The world over is filled with passion, ambition, and dedication towards one’s work and goals. Integrating this thought process in it’s latest campaign, JetPrivilege showed the world how ‘Your passion can take you places’.
The thematic brand campaign ‘Your Passion can take you places’ is aimed at accelerating JetPrivilege’s members’ dreams and aspirations.
Creative Thought process
Be it travel, photography, music, astronomy, food, shopping or simply our job, most of us are passionate about something. So, wouldn’t it be great, if someone rewarded us for doing what we love?
The central thought of the campaign is that there are almost as many different passions as there are people and many have more than one. Reflecting the brand ethos, it focuses on how dreams are important and how JetPrivilege is a catalyst towards realizing them.

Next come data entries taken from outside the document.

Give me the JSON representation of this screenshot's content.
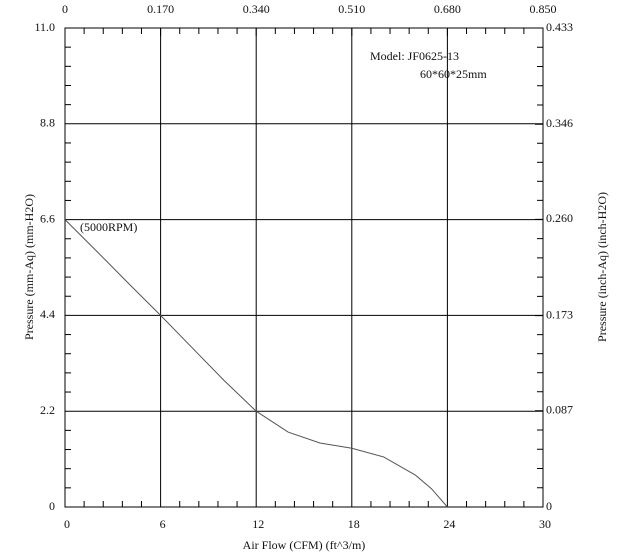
{
  "chart_data": {
    "type": "line",
    "x_label": "Air Flow (CFM) (ft^3/m)",
    "y_label": "Pressure (mm-Aq) (mm-H2O)",
    "y2_label": "Pressure (inch-Aq) (inch-H2O)",
    "annotations": [
      "Model:  JF0625-13",
      "60*60*25mm",
      "(5000RPM)"
    ],
    "x": [
      0,
      2,
      4,
      6,
      8,
      10,
      12,
      14,
      16,
      18,
      20,
      22,
      23,
      24
    ],
    "series": [
      {
        "color": "#555555",
        "values": [
          6.6,
          5.87,
          5.13,
          4.4,
          3.65,
          2.9,
          2.2,
          1.72,
          1.47,
          1.35,
          1.15,
          0.73,
          0.42,
          0
        ]
      }
    ],
    "xlim": [
      0,
      30
    ],
    "xticks": [
      0,
      6,
      12,
      18,
      24,
      30
    ],
    "x2lim": [
      0,
      0.85
    ],
    "x2ticks": [
      0,
      {
        "value": 0.17,
        "label": "0.170"
      },
      {
        "value": 0.34,
        "label": "0.340"
      },
      {
        "value": 0.51,
        "label": "0.510"
      },
      {
        "value": 0.68,
        "label": "0.680"
      },
      {
        "value": 0.85,
        "label": "0.850"
      }
    ],
    "ylim": [
      0,
      11
    ],
    "yticks": [
      0,
      2.2,
      4.4,
      6.6,
      8.8,
      {
        "value": 11,
        "label": "11.0"
      }
    ],
    "y2lim": [
      0,
      0.433
    ],
    "y2ticks": [
      0,
      0.087,
      0.173,
      {
        "value": 0.26,
        "label": "0.260"
      },
      0.346,
      0.433
    ],
    "grid": true
  }
}
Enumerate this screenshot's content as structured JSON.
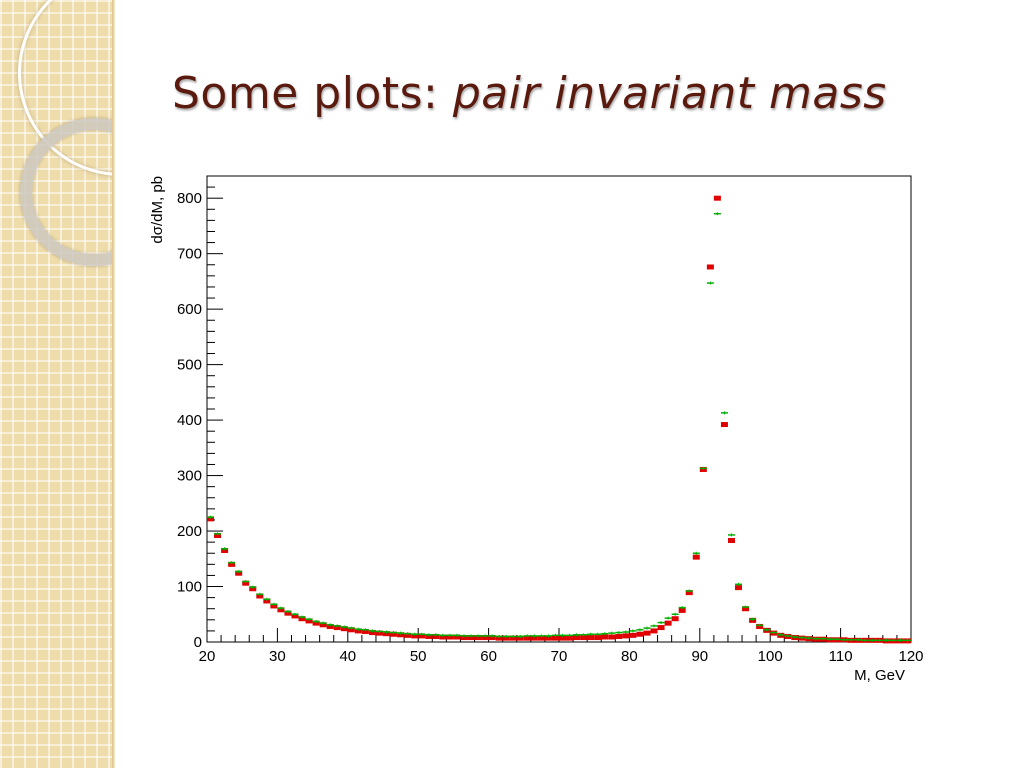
{
  "slide": {
    "title_main": "Some plots: ",
    "title_italic": "pair invariant mass"
  },
  "chart_data": {
    "type": "scatter",
    "title": "",
    "xlabel": "M, GeV",
    "ylabel": "dσ/dM, pb",
    "xlim": [
      20,
      120
    ],
    "ylim": [
      0,
      840
    ],
    "xticks": [
      20,
      30,
      40,
      50,
      60,
      70,
      80,
      90,
      100,
      110,
      120
    ],
    "yticks": [
      0,
      100,
      200,
      300,
      400,
      500,
      600,
      700,
      800
    ],
    "grid": false,
    "legend": "none",
    "series": [
      {
        "color": "#e00000",
        "x": [
          20.5,
          21.5,
          22.5,
          23.5,
          24.5,
          25.5,
          26.5,
          27.5,
          28.5,
          29.5,
          30.5,
          31.5,
          32.5,
          33.5,
          34.5,
          35.5,
          36.5,
          37.5,
          38.5,
          39.5,
          40.5,
          41.5,
          42.5,
          43.5,
          44.5,
          45.5,
          46.5,
          47.5,
          48.5,
          49.5,
          50.5,
          51.5,
          52.5,
          53.5,
          54.5,
          55.5,
          56.5,
          57.5,
          58.5,
          59.5,
          60.5,
          61.5,
          62.5,
          63.5,
          64.5,
          65.5,
          66.5,
          67.5,
          68.5,
          69.5,
          70.5,
          71.5,
          72.5,
          73.5,
          74.5,
          75.5,
          76.5,
          77.5,
          78.5,
          79.5,
          80.5,
          81.5,
          82.5,
          83.5,
          84.5,
          85.5,
          86.5,
          87.5,
          88.5,
          89.5,
          90.5,
          91.5,
          92.5,
          93.5,
          94.5,
          95.5,
          96.5,
          97.5,
          98.5,
          99.5,
          100.5,
          101.5,
          102.5,
          103.5,
          104.5,
          105.5,
          106.5,
          107.5,
          108.5,
          109.5,
          110.5,
          111.5,
          112.5,
          113.5,
          114.5,
          115.5,
          116.5,
          117.5,
          118.5,
          119.5
        ],
        "y": [
          222,
          192,
          165,
          140,
          124,
          106,
          96,
          83,
          74,
          65,
          58,
          52,
          47,
          42,
          38,
          34,
          31,
          28,
          26,
          24,
          22,
          20,
          19,
          17,
          16,
          15,
          14,
          13,
          12,
          11,
          11,
          10,
          10,
          9,
          9,
          9,
          8,
          8,
          8,
          8,
          8,
          7,
          7,
          7,
          7,
          7,
          7,
          7,
          7,
          7,
          7,
          7,
          8,
          8,
          8,
          8,
          9,
          9,
          10,
          11,
          12,
          14,
          16,
          20,
          26,
          34,
          42,
          57,
          89,
          153,
          311,
          676,
          800,
          392,
          183,
          98,
          60,
          39,
          28,
          21,
          16,
          12,
          10,
          8,
          7,
          6,
          5,
          5,
          4,
          4,
          4,
          3,
          3,
          3,
          3,
          3,
          2,
          2,
          2,
          2
        ]
      },
      {
        "color": "#00b000",
        "x": [
          20.5,
          21.5,
          22.5,
          23.5,
          24.5,
          25.5,
          26.5,
          27.5,
          28.5,
          29.5,
          30.5,
          31.5,
          32.5,
          33.5,
          34.5,
          35.5,
          36.5,
          37.5,
          38.5,
          39.5,
          40.5,
          41.5,
          42.5,
          43.5,
          44.5,
          45.5,
          46.5,
          47.5,
          48.5,
          49.5,
          50.5,
          51.5,
          52.5,
          53.5,
          54.5,
          55.5,
          56.5,
          57.5,
          58.5,
          59.5,
          60.5,
          61.5,
          62.5,
          63.5,
          64.5,
          65.5,
          66.5,
          67.5,
          68.5,
          69.5,
          70.5,
          71.5,
          72.5,
          73.5,
          74.5,
          75.5,
          76.5,
          77.5,
          78.5,
          79.5,
          80.5,
          81.5,
          82.5,
          83.5,
          84.5,
          85.5,
          86.5,
          87.5,
          88.5,
          89.5,
          90.5,
          91.5,
          92.5,
          93.5,
          94.5,
          95.5,
          96.5,
          97.5,
          98.5,
          99.5,
          100.5,
          101.5,
          102.5,
          103.5,
          104.5,
          105.5,
          106.5,
          107.5,
          108.5,
          109.5,
          110.5,
          111.5,
          112.5,
          113.5,
          114.5,
          115.5,
          116.5,
          117.5,
          118.5,
          119.5
        ],
        "y": [
          225,
          195,
          168,
          143,
          127,
          109,
          99,
          86,
          77,
          68,
          61,
          55,
          50,
          45,
          41,
          37,
          34,
          31,
          29,
          27,
          25,
          23,
          22,
          20,
          19,
          18,
          17,
          16,
          15,
          14,
          14,
          13,
          13,
          12,
          12,
          12,
          11,
          11,
          11,
          11,
          11,
          10,
          10,
          10,
          10,
          11,
          11,
          11,
          11,
          12,
          12,
          12,
          13,
          13,
          14,
          14,
          15,
          16,
          17,
          18,
          20,
          22,
          25,
          29,
          35,
          43,
          50,
          62,
          92,
          160,
          313,
          647,
          772,
          413,
          193,
          104,
          63,
          41,
          30,
          22,
          17,
          13,
          11,
          9,
          8,
          7,
          6,
          6,
          5,
          5,
          4,
          4,
          4,
          3,
          3,
          3,
          3,
          3,
          3,
          3
        ]
      }
    ]
  }
}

With the aim of demonstrating the programme’s relevance to audiences’ lives beyond flying, JetPrivilege through this campaign attempts to create a shift in perception and enlighten potential members about how they can interact across various programme partners and accelerate their JPMiles earning. This, in turn, motivates existing members to engage with the programme across activities with a brand that understands and cares about their passions.
About the campaign
The campaign encourages individuals to cultivate and pursue their passions while acknowledging and taking the onus of enhancing their role beyond just a transactional business-consumer relationship.
One of the films tells us the story of an entrepreneur who is required to take regular air miles for work commitments. While the other two talk about the passion of a Junior Astronomer and an aspiring Photographer.
Commenting on the campaign, Manish Dureja, Managing Director, JetPrivilege, said, “Our campaign resonates with the sentiments of our target audience as it acknowledges every individual’s unique dreams. As a brand, we want to encourage, fulfill aspirations of our consumers by creating memorable and rewarding experiences.”
In spite of digital-first approach, the campaign isn’t promoted or disseminated through social media.
The various facets of the campaign will be brought alive through a Digital and Mobile first approach.
However, it is worth noticing that the campaign has been launched when Jet Airways has found itself amidst some serious crisis. Whether it be the clearance of staff dues or customer refunds, the crisis has not deterred the company in rolling out campaigns that show their love for passion through the advertisements. Some would call it well-timed, some wouldn’t.
Abhsishek Jain, Founder, DG Avatar Media
“The campaign gave a smart connect to a very basic but genuine topic called ‘Passion’. It was interesting to see how Jet Privilege card was plugged in with the passion of exploring the world in 3 different forms of life.
Initially, it looks like an exaggerated commercial but it stays in your mind after you watch. So, completely it is a new idea to give purpose behind the product.”
Mallika Kejriwal, Founder & Creative Head, The Design Bay Studio
“I thought overall it’s a very cool campaign – my passion takes me places is a great way to present it. The dialogue is in the form of a poem and simple. The shots are also really well done.”
Karthik Srinivasan, Digital Marketing Communications Consultant
Srinivasan on his blog goes onto mention that he has a much bigger problem with one of the 3 films in the campaign, made by Dentsu India. Further he writes:
“The film makes it look like overworking is some kind of hobby or aim in life, if you consider the other 2 films in the series – Junior Astronomer and Photographer. Overworking, or giving up your life for an employer, is not fashionable. It may be hugely beneficial monetarily, of course, but it is not a sustainable or scalable method to lead one’s life.
So, Jet showing us the sad face of the child and the wife even as the husband lives a parallel life is not even something worth showing. I still remember a colleague in one of my earlier workplaces who used to be just this film’s lead. At one point he got a jolt of his life when his young daughter drew a family picture for school and she didn’t even include him, the father. When asked, she said that father is never around anyway, so she didn’t bother to include him in the picture!
This film is both poorly conceived and badly intended. That’s just my view. But I fully understand that such people’s priorities are different from mine. But, organizations all over the world are thinking on these lines too. It’s not an isolated sentiment.”